Back in the day in New Orleans carts came around with the owner calling out Melons! Carrots! Squash! When Charles Grosel‘s cart shows up, get out there. He’s got beautifully polished pieces of lives—and they’re pieces you need. Donald Barthelme once described art as small things strange with fur that break the heart. Here are 25 of them.
–James Sallis, author of many books of nonfiction and fiction, including Drive (made into an award-winning movie) and Sarah Jane, as well as five volumes of poetry, most recently Ain’t Long Fore Day.
What is the sound of rain without water? It’s a koan, an impossible, unanswerable question. Charles Grosel’s The Sound of Rain Without Water (the poem) answers the question in four couplets and two single lines that soothe and cut and devastate, an entire life in ten short lines. We see light flashing off the stropped razor, we hear the zipper close on the body bag, the story, compact and utterly final.

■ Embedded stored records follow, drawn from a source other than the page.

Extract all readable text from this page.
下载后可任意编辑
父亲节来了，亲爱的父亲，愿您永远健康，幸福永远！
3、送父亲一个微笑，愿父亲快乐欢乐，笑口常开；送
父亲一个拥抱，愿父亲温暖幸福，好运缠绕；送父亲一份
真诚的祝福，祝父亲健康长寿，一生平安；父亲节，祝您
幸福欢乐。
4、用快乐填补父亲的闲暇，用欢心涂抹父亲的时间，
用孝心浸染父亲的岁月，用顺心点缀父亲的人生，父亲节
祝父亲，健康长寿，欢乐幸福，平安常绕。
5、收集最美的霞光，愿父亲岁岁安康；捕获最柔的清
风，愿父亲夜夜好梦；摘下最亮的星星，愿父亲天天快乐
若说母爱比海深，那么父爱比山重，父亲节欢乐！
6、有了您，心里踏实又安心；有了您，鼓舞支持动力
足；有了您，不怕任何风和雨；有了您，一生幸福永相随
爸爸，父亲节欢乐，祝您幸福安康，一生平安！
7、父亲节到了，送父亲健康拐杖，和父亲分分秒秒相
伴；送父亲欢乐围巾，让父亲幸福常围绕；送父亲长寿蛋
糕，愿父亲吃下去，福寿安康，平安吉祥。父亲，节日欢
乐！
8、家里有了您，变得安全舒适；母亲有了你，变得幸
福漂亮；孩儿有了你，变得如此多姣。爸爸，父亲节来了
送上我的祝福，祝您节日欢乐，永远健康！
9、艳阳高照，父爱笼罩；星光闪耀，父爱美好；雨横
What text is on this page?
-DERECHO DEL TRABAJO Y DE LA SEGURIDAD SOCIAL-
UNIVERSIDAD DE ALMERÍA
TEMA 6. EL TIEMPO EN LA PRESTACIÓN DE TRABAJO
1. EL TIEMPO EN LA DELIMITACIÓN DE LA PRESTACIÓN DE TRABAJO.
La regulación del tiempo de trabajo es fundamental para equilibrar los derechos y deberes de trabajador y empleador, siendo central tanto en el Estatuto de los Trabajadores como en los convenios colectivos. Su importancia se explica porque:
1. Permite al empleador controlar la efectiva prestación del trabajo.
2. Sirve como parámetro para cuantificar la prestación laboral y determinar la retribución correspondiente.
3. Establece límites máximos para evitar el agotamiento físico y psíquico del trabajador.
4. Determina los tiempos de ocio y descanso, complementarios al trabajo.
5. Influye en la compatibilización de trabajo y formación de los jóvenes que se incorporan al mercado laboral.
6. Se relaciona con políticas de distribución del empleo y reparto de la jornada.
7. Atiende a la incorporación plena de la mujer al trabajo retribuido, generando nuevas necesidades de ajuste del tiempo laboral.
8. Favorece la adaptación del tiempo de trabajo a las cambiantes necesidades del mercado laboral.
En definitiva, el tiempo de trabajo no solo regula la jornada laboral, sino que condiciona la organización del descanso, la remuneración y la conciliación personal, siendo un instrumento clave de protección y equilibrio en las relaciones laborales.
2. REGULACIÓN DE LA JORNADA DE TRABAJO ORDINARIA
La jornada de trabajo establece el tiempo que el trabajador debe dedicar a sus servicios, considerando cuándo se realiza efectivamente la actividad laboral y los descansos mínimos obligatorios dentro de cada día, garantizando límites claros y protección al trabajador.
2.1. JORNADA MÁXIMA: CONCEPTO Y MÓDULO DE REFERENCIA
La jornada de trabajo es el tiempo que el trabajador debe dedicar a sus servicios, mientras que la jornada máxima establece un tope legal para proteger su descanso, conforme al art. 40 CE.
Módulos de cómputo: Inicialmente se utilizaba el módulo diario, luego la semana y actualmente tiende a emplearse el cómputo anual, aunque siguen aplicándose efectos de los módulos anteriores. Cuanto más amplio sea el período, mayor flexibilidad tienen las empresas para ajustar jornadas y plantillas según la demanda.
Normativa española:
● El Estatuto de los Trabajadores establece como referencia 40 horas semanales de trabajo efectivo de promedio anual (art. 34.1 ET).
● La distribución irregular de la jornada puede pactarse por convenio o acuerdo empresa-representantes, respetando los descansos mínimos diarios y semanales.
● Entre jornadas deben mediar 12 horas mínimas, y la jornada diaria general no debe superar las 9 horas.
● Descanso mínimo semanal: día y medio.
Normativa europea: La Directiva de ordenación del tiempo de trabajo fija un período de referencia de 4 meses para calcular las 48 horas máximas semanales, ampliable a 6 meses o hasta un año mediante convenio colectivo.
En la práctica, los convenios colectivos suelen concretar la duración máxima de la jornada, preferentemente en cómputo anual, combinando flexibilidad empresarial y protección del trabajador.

This little book explores lives with intense economy. Near the end, Grosel explains what a poem can do, or, really, to what uses you can put a poem, which is everything. Clean your fingernails, wave goodbye, woo beauty to bed. These poems are not gems; they are not just pretty, or a good investment. They are very much more; that is, not superficial.
–Rob Swigart, long-time teacher and author of hundreds of poems and more than a dozen books of fiction and non-fiction, including literary fiction, science fiction, thrillers, and business forecasting. His most recent book of fiction, Mixed Harvest, won the 2019 Nautilus Award in the Multicultural & Indigenous category.
Threads of happiness run in, around and through Charles Grosel’s new collection of poems. These threads sometimes appear in the fragility of a spider’s web, sometimes in the thirsty pulse of an alt-country song, sometimes in the remembered heft of a father’s rake. Yet they’re knit together by a sensibility capable of acknowledging both the past’s reveries and the future’s dreams, the fires of grief and the waters of love, the quick flash of pleasure and the legacy of pain. All hail a bold poet’s voice.
–PJ Krass has been teaching at the Writers Studio since 2007, both in New York and online. His poetry has appeared in Atlanta Review, New Verse News, Rattle, and elsewhere. His poem “All Dressed in Green” won a Pushcart Prize special mention.